I will simply say that the project I went to monitor is making a difference. A measurable, quantifiable difference.
For all of my jaded, verbosity about Brown Babies over at Hand Relief International, I can say with absolute confidence that the project I went to monitor is saving the lives of Brown Babies. I don’t mean to say that everything is awesome there, or that the next step will be cable television and BMWs for every family. But it is not an exaggeration to say in this instance that many infants and small children are alive in the targeted area today as a direct result of my local colleagues and their local partners pitching up and doing their jobs every day.
The numbers say that this project made a difference. And the people who’ve benefitted from this project also say that it made a difference.

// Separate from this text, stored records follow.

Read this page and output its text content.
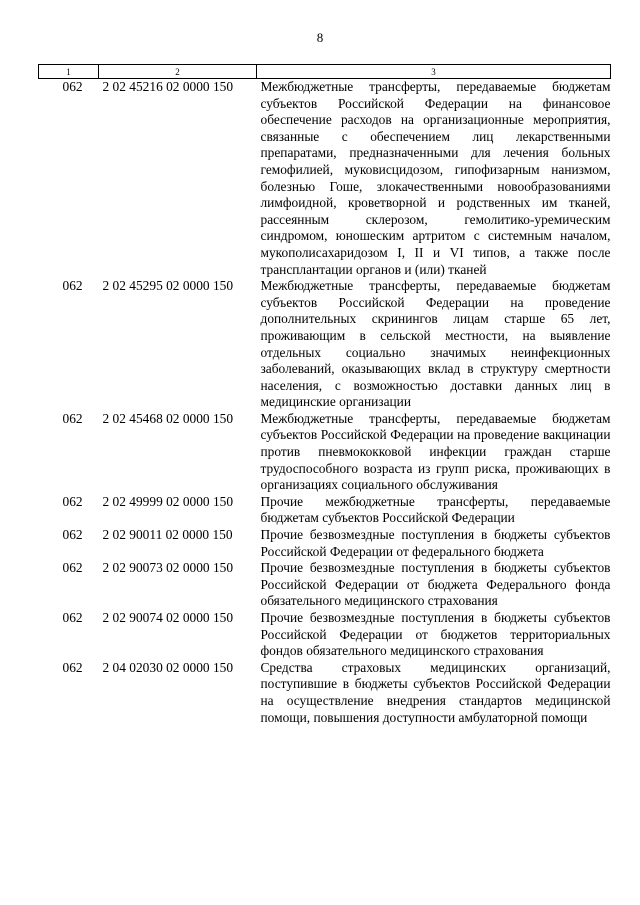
8
1	2	3
062	2 02 45216 02 0000 150	Межбюджетные трансферты, передаваемые бюджетам субъектов Российской Федерации на финансовое обеспечение расходов на организационные мероприятия, связанные с обеспечением лиц лекарственными препаратами, предназначенными для лечения больных гемофилией, муковисцидозом, гипофизарным нанизмом, болезнью Гоше, злокачественными новообразованиями лимфоидной, кроветворной и родственных им тканей, рассеянным склерозом, гемолитико-уремическим синдромом, юношеским артритом с системным началом, мукополисахаридозом I, II и VI типов, а также после трансплантации органов и (или) тканей
062	2 02 45295 02 0000 150	Межбюджетные трансферты, передаваемые бюджетам субъектов Российской Федерации на проведение дополнительных скринингов лицам старше 65 лет, проживающим в сельской местности, на выявление отдельных социально значимых неинфекционных заболеваний, оказывающих вклад в структуру смертности населения, с возможностью доставки данных лиц в медицинские организации
062	2 02 45468 02 0000 150	Межбюджетные трансферты, передаваемые бюджетам субъектов Российской Федерации на проведение вакцинации против пневмококковой инфекции граждан старше трудоспособного возраста из групп риска, проживающих в организациях социального обслуживания
062	2 02 49999 02 0000 150	Прочие межбюджетные трансферты, передаваемые бюджетам субъектов Российской Федерации
062	2 02 90011 02 0000 150	Прочие безвозмездные поступления в бюджеты субъектов Российской Федерации от федерального бюджета
062	2 02 90073 02 0000 150	Прочие безвозмездные поступления в бюджеты субъектов Российской Федерации от бюджета Федерального фонда обязательного медицинского страхования
062	2 02 90074 02 0000 150	Прочие безвозмездные поступления в бюджеты субъектов Российской Федерации от бюджетов территориальных фондов обязательного медицинского страхования
062	2 04 02030 02 0000 150	Средства страховых медицинских организаций, поступившие в бюджеты субъектов Российской Федерации на осуществление внедрения стандартов медицинской помощи, повышения доступности амбулаторной помощи
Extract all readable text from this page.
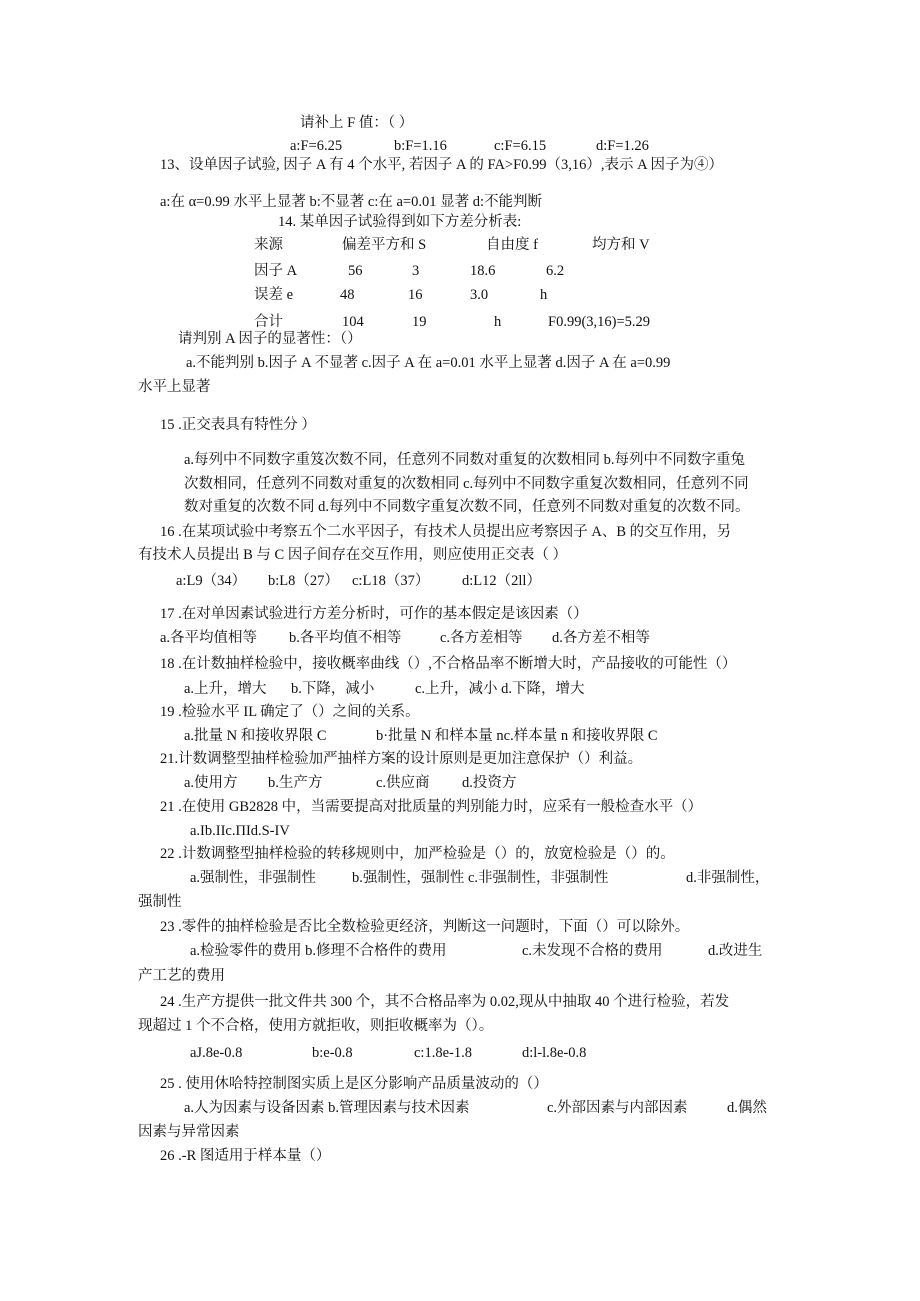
请补上 F 值：（ ）
a:F=6.25	b:F=1.16	c:F=6.15	d:F=1.26
13、设单因子试验, 因子 A 有 4 个水平, 若因子 A 的 FA>F0.99（3,16）,表示 A 因子为④）
a:在 α=0.99 水平上显著 b:不显著 c:在 a=0.01 显著 d:不能判断
14. 某单因子试验得到如下方差分析表:
来源	偏差平方和 S	自由度 f	均方和 V
因子 A	56	3	18.6	6.2
误差 e	48	16	3.0	h
合计	104	19	h	F0.99(3,16)=5.29
请判别 A 因子的显著性：（）
a.不能判别 b.因子 A 不显著 c.因子 A 在 a=0.01 水平上显著 d.因子 A 在 a=0.99
水平上显著
15 .正交表具有特性分 ）
a.每列中不同数字重笈次数不同，任意列不同数对重复的次数相同 b.每列中不同数字重兔
次数相同，任意列不同数对重复的次数相同 c.每列中不同数字重复次数相同，任意列不同
数对重复的次数不同 d.每列中不同数字重复次数不同，任意列不同数对重复的次数不同。
16 .在某项试验中考察五个二水平因子，有技术人员提出应考察因子 A、B 的交互作用，另
有技术人员提出 B 与 C 因子间存在交互作用，则应使用正交表（ ）
a:L9（34） b:L8（27） c:L18（37） d:L12（2ll）
17 .在对单因素试验进行方差分析时，可作的基本假定是该因素（）
a.各平均值相等 b.各平均值不相等	c.各方差相等 d.各方差不相等
18 .在计数抽样检验中，接收概率曲线（）,不合格品率不断增大时，产品接收的可能性（）
a.上升，增大 b.下降，减小	c.上升，减小 d.下降，增大
19 .检验水平 IL 确定了（）之间的关系。
a.批量 N 和接收界限 C	b·批量 N 和样本量 nc.样本量 n 和接收界限 C
21.计数调整型抽样检验加严抽样方案的设计原则是更加注意保护（）利益。
a.使用方 b.生产方	c.供应商 d.投资方
21 .在使用 GB2828 中，当需要提高对批质量的判别能力时，应采有一般检查水平（）
a.Ib.IIc.ΠId.S-IV
22 .计数调整型抽样检验的转移规则中，加严检验是（）的，放宽检验是（）的。
a.强制性，非强制性 b.强制性，强制性 c.非强制性，非强制性	d.非强制性，
强制性
23 .零件的抽样检验是否比全数检验更经济，判断这一问题时，下面（）可以除外。
a.检验零件的费用 b.修理不合格件的费用	c.未发现不合格的费用	d.改进生
产工艺的费用
24 .生产方提供一批文件共 300 个，其不合格品率为 0.02,现从中抽取 40 个进行检验，若发
现超过 1 个不合格，使用方就拒收，则拒收概率为（）。
aJ.8e-0.8	b:e-0.8	c:1.8e-1.8	d:l-l.8e-0.8
25 . 使用休哈特控制图实质上是区分影响产品质量波动的（）
a.人为因素与设备因素 b.管理因素与技术因素	c.外部因素与内部因素	d.偶然
因素与异常因素
26 .-R 图适用于样本量（）
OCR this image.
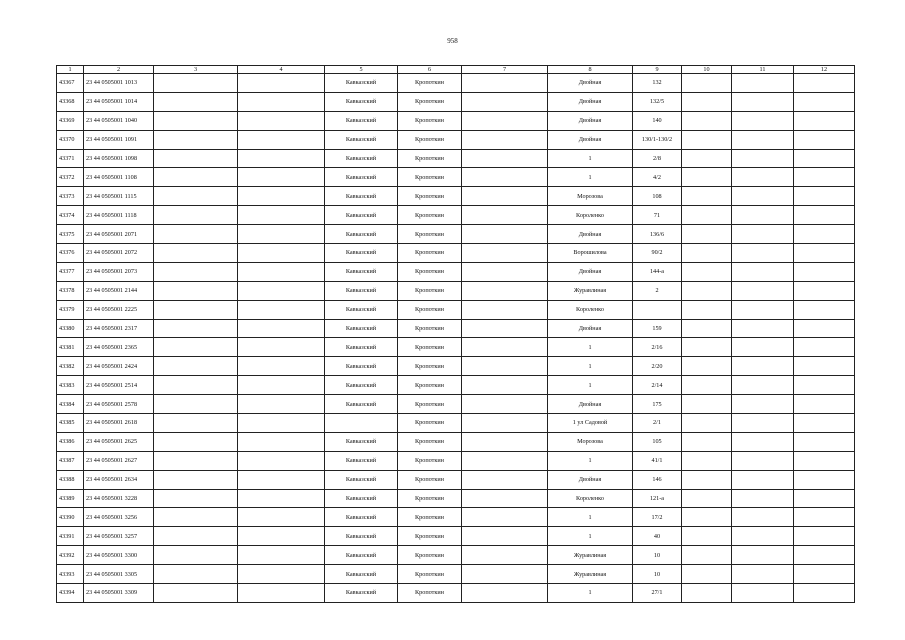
958
1	2	3	4	5	6	7	8	9	10	11	12
43367	23 44 0505001 1013			Кавказский	Кропоткин		Двойная	132			
43368	23 44 0505001 1014			Кавказский	Кропоткин		Двойная	132/5			
43369	23 44 0505001 1040			Кавказский	Кропоткин		Двойная	140			
43370	23 44 0505001 1091			Кавказский	Кропоткин		Двойная	130/1-130/2			
43371	23 44 0505001 1098			Кавказский	Кропоткин		1	2/8			
43372	23 44 0505001 1108			Кавказский	Кропоткин		1	4/2			
43373	23 44 0505001 1115			Кавказский	Кропоткин		Морозова	108			
43374	23 44 0505001 1118			Кавказский	Кропоткин		Короленко	71			
43375	23 44 0505001 2071			Кавказский	Кропоткин		Двойная	136/6			
43376	23 44 0505001 2072			Кавказский	Кропоткин		Ворошилова	90/2			
43377	23 44 0505001 2073			Кавказский	Кропоткин		Двойная	144-а			
43378	23 44 0505001 2144			Кавказский	Кропоткин		Журавлиная	2			
43379	23 44 0505001 2225			Кавказский	Кропоткин		Короленко				
43380	23 44 0505001 2317			Кавказский	Кропоткин		Двойная	159			
43381	23 44 0505001 2365			Кавказский	Кропоткин		1	2/16			
43382	23 44 0505001 2424			Кавказский	Кропоткин		1	2/20			
43383	23 44 0505001 2514			Кавказский	Кропоткин		1	2/14			
43384	23 44 0505001 2578			Кавказский	Кропоткин		Двойная	175			
43385	23 44 0505001 2618				Кропоткин		1 ул Садовой	2/1			
43386	23 44 0505001 2625			Кавказский	Кропоткин		Морозова	105			
43387	23 44 0505001 2627			Кавказский	Кропоткин		1	41/1			
43388	23 44 0505001 2634			Кавказский	Кропоткин		Двойная	146			
43389	23 44 0505001 3228			Кавказский	Кропоткин		Короленко	121-а			
43390	23 44 0505001 3256			Кавказский	Кропоткин		1	17/2			
43391	23 44 0505001 3257			Кавказский	Кропоткин		1	40			
43392	23 44 0505001 3300			Кавказский	Кропоткин		Журавлиная	10			
43393	23 44 0505001 3305			Кавказский	Кропоткин		Журавлиная	10			
43394	23 44 0505001 3309			Кавказский	Кропоткин		1	27/1			
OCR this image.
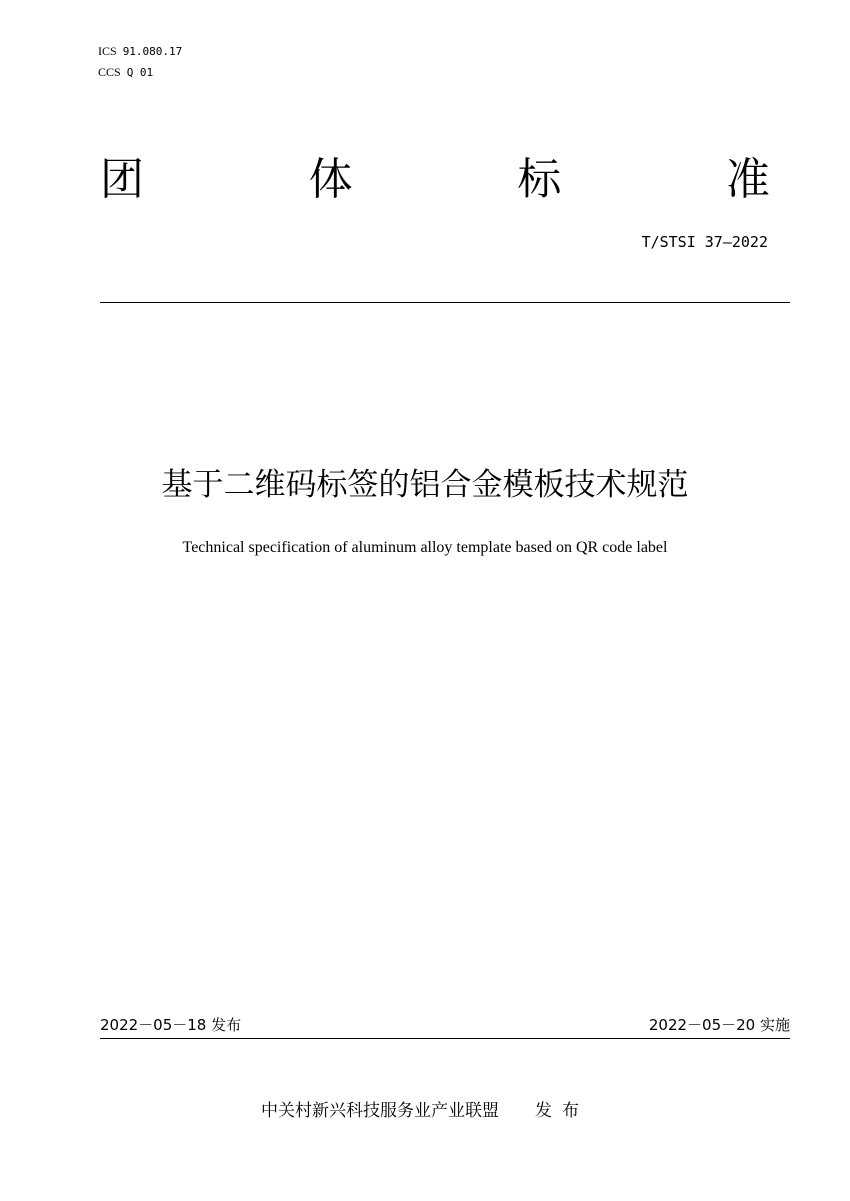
ICS 91.080.17
CCS Q 01
团	体	标	准
T/STSI 37—2022
基于二维码标签的铝合金模板技术规范
Technical specification of aluminum alloy template based on QR code label
2022－05－18 发布	2022－05－20 实施
中关村新兴科技服务业产业联盟 发布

It’s one of those moments that become far too few and far too far between as you work your way up the ranks in an international household charity. It’s one of those moments of intense gratification and even pride in the even small part that I can claim credit for contributing. It’s one of those moments when it comes clearly to you that international aid can and does work. This is what gets me out the door, bound for the office in the morning.
It’s one of those moments when you see that Alanna was dead on when she wrote (several times, actually) about how projects work, while grand theories and ivory tower pontification and abstracted debates.. er, not so much.
It’s one of those moments when you reconnect with the fact that the way to make a difference is to implement straightforward, by-the-book, unsexy relief and development. Local staff took the time needed to do this properly from the beginning; they followed good process; they listened to partners and beneficiaries; they didn’t bite off more than they could chew, programmatically speaking. They didn’t try waste the time of the poor with some goofy, irrelevant technology developed in a lab or garage by someone who’d never been to this place. No, this project made the difference that it did because it was planned and implemented the old-fashioned way. Again, I’m not saying it was perfect. But this project was first and foremost about the poor and their needs, right from day one.
It’s been one of those moments when I see with great precision what aid is, when I get how it works, and that it does work. Or at least can.
The industry and organizational dumbassery still exist. I’ll get back to ranting about #SWEDOW or bad marketing or volunteers soon enough. Don’t worry. But for now I’m basking in a moment of knowing, once again, what I’m doing here and why.